Monster, Woman Power und Selbstporträts
Kirstin Breitenfellner in FALTER 37/2019 vom 13.09.2019 (S. 31)
Zum 100. Geburtstag von Maria Lassnig zeigt die Albertina eine eindrucksvolle Schau mit Gemälden
Maria Lassnig war eine Titanin. Dazu passt, dass man beim Betreten der Schau „Maria Lassnig. Ways of Being“ direkt auf das Gemälde „Atlas“ zugeht. Der griechische Gott steht mit beiden Beinen im Meer und stützt mit seinem muskulösen Rücken und über den Kopf erhobenen Händen einen gewaltigen Felsvorsprung ab.
Landschaften sind alles andere als typisch für die Kärntner Künstlerin, die seit den 1940er-Jahren Körper- und Gefühlsempfindungen in den Mittelpunkt ihres Schaffens gestellt hatte. Wenig überraschend ist die brachiale Körperlichkeit, die aus dem 1985 entstandenen Gemälde spricht. Der Riese, der in der Mythologie das Himmelsgewölbe trägt, scheint mit der steinigen Landschaft zu verwachsen.
Maria Lassnig, geboren am 8. September 1919 in Kappel am Krappfeld, lehrte damals bereits seit fünf Jahren als erste Professorin für Malerei im deutschsprachigen Raum an der Wiener Angewandten, berufen von der ersten Wissenschaftsministerin der Zweiten Republik, Hertha Firnberg.
An einer zweiten Wand, neben der Biografie Lassnigs, hängt ein kleinformatiges „Selbstporträt expressiv“ von 1945, das die damals 26-Jährige nach einer Zugfahrt von Wien ins heimatliche Klagenfurt malte und das ihre souveräne Frühreife demonstriert. Der Zug war bombardiert worden, die letzten 40 Kilometer hatte Lassnig, die zu ihrer Bewerbung an der Akademie der bildenden Künste in Wien im Jahr 1940 mit dem Fahrrad angereist war, zu Fuß zurücklegen müssen.
Erst nach Kriegsende konnte die Künstlerin beginnen, die Geschichte der Moderne nachzuvollziehen. Auf internationale Anerkennung musste die Pionierin der Körperkunst der 1970er-Jahre bis ins hohe Alter warten. 2013, ein Jahr vor ihrem Tod, erhielt sie den Goldenen Löwen der Biennale von Venedig für ihr Lebenswerk.

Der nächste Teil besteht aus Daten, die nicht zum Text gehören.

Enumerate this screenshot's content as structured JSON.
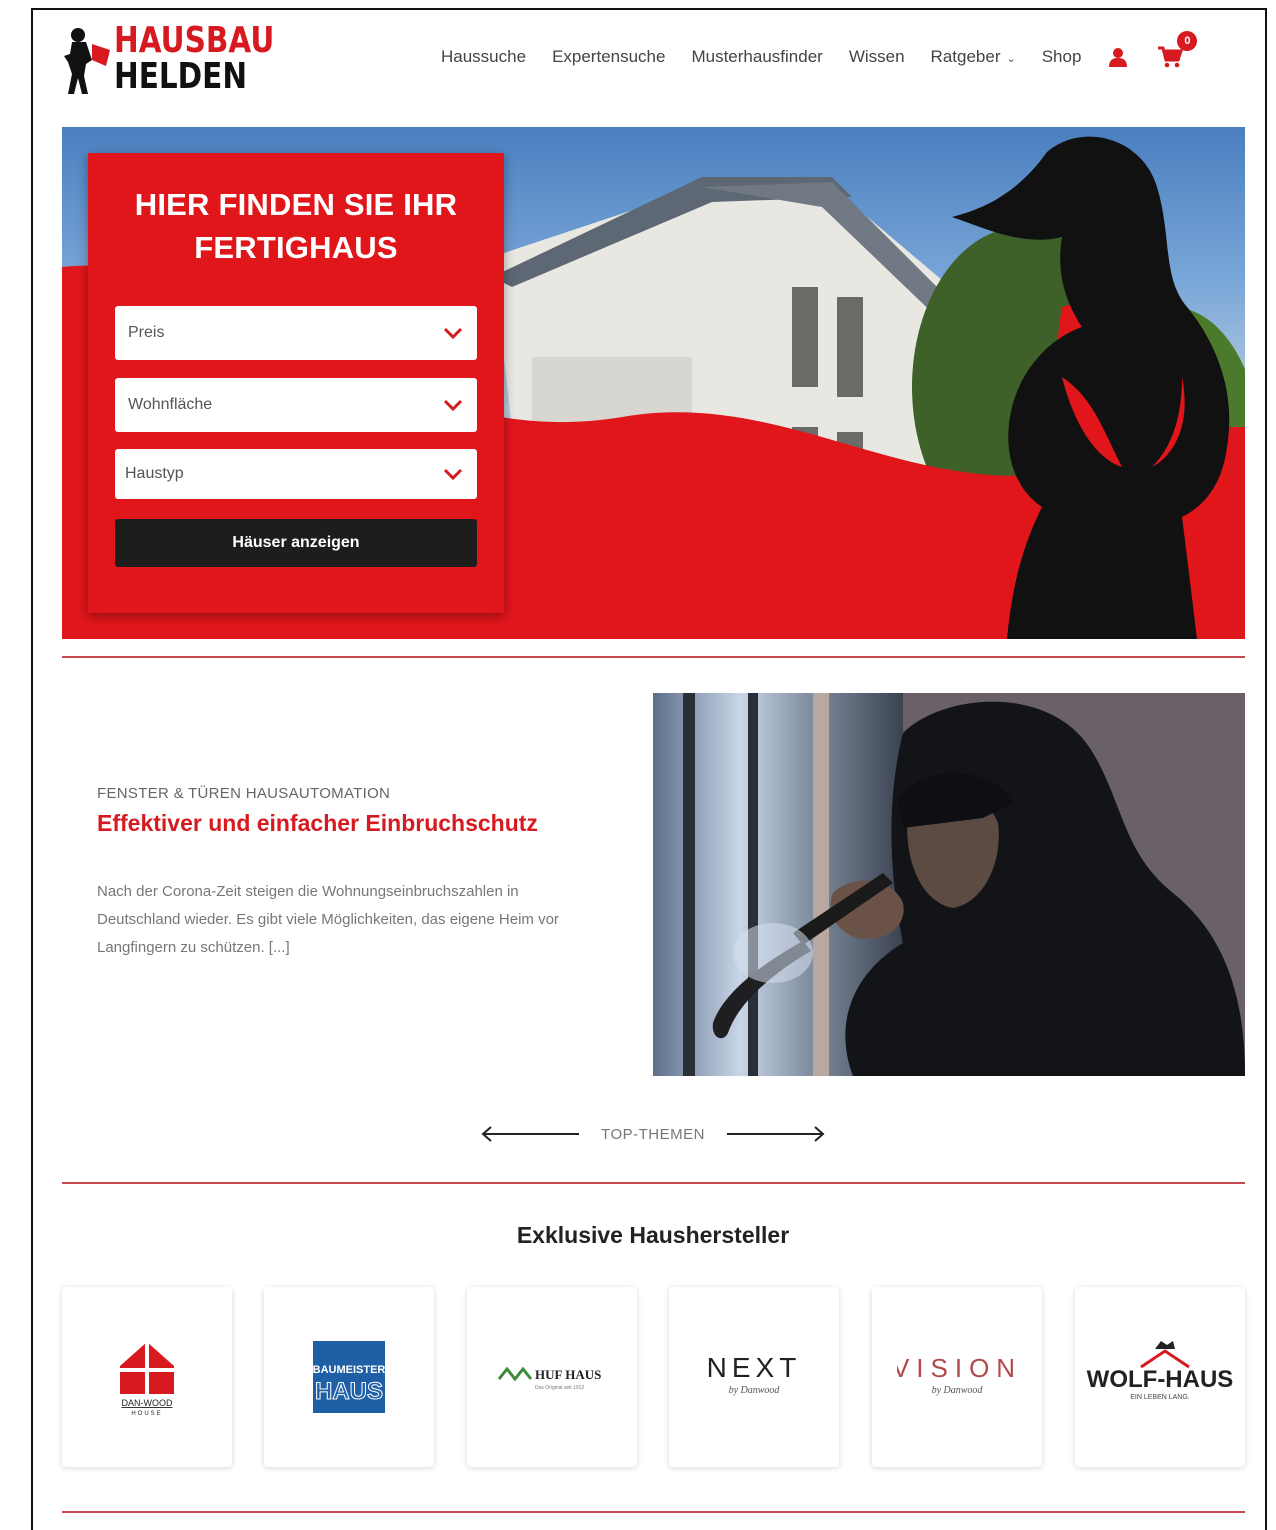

Das entbehrungsreiche Leben, das sie aus der Kärntner Provinz über Wien, Paris, Berlin und New York und 1980 zurück nach Wien führte, widmete sie ohne Wenn und Aber der Kunst. Trotz zahlreicher Liebesbeziehungen, unter anderem mit renommierten Künstlern wie Arnulf Rainer oder Oswald Wiener, entschied sie sich zeitlebens bewusst gegen Ehe und Familie. Die Verzögerung ihrer Karriere lässt sich aber nicht nur den patriarchalischen Strukturen des Kunstbetriebs der Nachkriegszeit zuschreiben, sie resultiert auch aus ihrer Persönlichkeitsstruktur.
Lassnig war ehrlich bis zur Selbstentblößung, unfähig zu Diplomatie und Selbstmarketing und kompromisslos gegenüber sogenannten Marktbedürfnissen. Vor dem Erfolg lief sie regelrecht davon, wie Natalie Lettner in ihrer formidablen Biografie von 2017 überzeugend darlegt. Gerade Lassnigs Weigerung, sich zu wiederholen, führte zu einer beispiellosen Vielseitigkeit ihres Werks, dem sie selbst in den letzten Lebensjahrzehnten noch neue Impulse verleihen konnte.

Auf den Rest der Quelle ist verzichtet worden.